5 Replies Latest reply on Mar 12, 2014 2:38 AM by amd_support

    Asynchronous DMA and Computation

    cjb80

      I haven't found much recent information on this subject on the forum.  I saw that in v2.7 that asynchronous DMA and kernel execution was supported so I am unsure how relevant the older (i.e., ~1 year old) posts are on this subject.

       

      To perform asynchronous read, write and execution do I need to have three command queues with APP v2.9 or can I do this with one (out-of-order command?) queue?

       

      Are out of order command queues supported with AMD GPUs at this point?

       

      Thanks,

       

      Chris

        • Re: Asynchronous DMA and Computation
          prao

          Hi Chris,

           

          Asynchronous DMA and computation can be achieved through separate command queues. You can check the APP SDK 2.9 sample AsyncDataTransfer that demonstrates this.

          Out-of-order command queues are not yet supported on AMD GPUs.

           

          Regards

          Pradeep

          1 of 1 people found this helpful
            • Re: Asynchronous DMA and Computation
              cjb80

              OK, just to be clear, is multiple command queues the only method to perform asynchronous transfers and computation then?

               

              Thanks,

               

              Chris

                • Re: Asynchronous DMA and Computation
                  nou

                  AMD implementation have support for concurrent execution. That mean if you execute three kernels on single queue and there are no dependency it can execute concurrently. So it is not strictly in order.

                    • Re: Asynchronous DMA and Computation
                      cjb80

                      It would seem then that AMD supports out of order queues...?

                       

                      Here is what I am currently doing:  I have one queue that I set to be out of order.  I then issue several reads and write commands and one kernel execution command.  I then wait for all to be completed using clFinish(). There is no data dependency between the reads, writes, and kernel execution. Based on what prao has said and comments in other forum posts, it would appear that these operations would happen serially. Is this correct?

                       

                      Thanks,

                       

                      Chris

                        • Re: Asynchronous DMA and Computation
                          amd_support

                          Hi Chris,

                           

                          1. As of now, AMD GPU does not support out-of-order queues. To make sure whether your device has support of out-of-order queues, check clinfo.

                          2. By default, all the clEnqueues commands (read/wrire/execution) are asynchronous with resp to host. But they execute serially on device.

                          3. To execute commands asynchronous on device, you must need at least 2 command queues.

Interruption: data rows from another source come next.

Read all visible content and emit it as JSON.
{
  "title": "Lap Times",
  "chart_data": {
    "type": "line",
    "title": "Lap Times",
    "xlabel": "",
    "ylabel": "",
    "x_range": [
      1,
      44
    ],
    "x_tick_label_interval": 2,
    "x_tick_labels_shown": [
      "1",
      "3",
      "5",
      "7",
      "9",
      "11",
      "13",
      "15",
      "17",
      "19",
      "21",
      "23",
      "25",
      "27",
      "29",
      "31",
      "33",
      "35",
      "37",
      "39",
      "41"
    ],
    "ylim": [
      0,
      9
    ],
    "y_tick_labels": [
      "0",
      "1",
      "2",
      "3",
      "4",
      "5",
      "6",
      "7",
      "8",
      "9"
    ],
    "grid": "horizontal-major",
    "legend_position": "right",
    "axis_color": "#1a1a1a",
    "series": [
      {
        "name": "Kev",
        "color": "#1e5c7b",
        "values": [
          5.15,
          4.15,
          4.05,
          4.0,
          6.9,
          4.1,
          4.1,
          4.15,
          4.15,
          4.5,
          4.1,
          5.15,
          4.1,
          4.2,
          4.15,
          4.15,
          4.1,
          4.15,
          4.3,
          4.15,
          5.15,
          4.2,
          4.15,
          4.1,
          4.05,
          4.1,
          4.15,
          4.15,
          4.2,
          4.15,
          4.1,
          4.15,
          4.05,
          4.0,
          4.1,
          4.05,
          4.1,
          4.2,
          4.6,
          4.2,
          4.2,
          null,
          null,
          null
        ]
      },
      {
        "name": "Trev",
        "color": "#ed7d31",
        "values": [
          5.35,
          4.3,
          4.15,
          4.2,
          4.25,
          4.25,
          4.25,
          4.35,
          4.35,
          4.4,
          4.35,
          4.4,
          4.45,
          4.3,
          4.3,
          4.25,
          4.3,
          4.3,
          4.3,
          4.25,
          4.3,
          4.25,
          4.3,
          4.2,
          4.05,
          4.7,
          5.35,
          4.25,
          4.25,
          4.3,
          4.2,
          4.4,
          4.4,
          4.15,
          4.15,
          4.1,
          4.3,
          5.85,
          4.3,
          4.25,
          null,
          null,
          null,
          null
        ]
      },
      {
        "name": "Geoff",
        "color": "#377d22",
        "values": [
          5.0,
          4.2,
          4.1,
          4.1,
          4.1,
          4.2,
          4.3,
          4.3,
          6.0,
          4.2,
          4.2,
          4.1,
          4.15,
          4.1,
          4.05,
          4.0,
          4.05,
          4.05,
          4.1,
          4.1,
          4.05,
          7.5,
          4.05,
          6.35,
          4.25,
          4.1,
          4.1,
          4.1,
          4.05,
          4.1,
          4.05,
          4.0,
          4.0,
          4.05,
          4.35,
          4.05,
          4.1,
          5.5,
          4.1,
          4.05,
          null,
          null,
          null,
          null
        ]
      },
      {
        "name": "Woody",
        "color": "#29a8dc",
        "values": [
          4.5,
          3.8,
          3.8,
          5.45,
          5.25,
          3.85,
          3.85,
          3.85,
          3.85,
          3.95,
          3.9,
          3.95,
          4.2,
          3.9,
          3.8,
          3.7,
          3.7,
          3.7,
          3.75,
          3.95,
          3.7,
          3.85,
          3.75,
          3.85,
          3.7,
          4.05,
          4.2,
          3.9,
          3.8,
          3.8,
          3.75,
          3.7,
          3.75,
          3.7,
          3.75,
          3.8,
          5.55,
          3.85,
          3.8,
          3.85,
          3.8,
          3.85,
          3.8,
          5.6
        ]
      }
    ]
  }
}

But result of overlapping of data transfer with device computation depends upon whether your device has support of at least 2 hardware command queues or not.

                          4. As per the 5.5.6 section of "AMD Accelerated Parallel Processing OpenCL Programming Guide-rev-2.7" book, for Southern Islands and later, devices support at least 2 hardware command queues.

                           

                          Regarding your last post, you are correct and It seems that these operations would execute serially.

                           

                          Thanks,

                          AMD_Support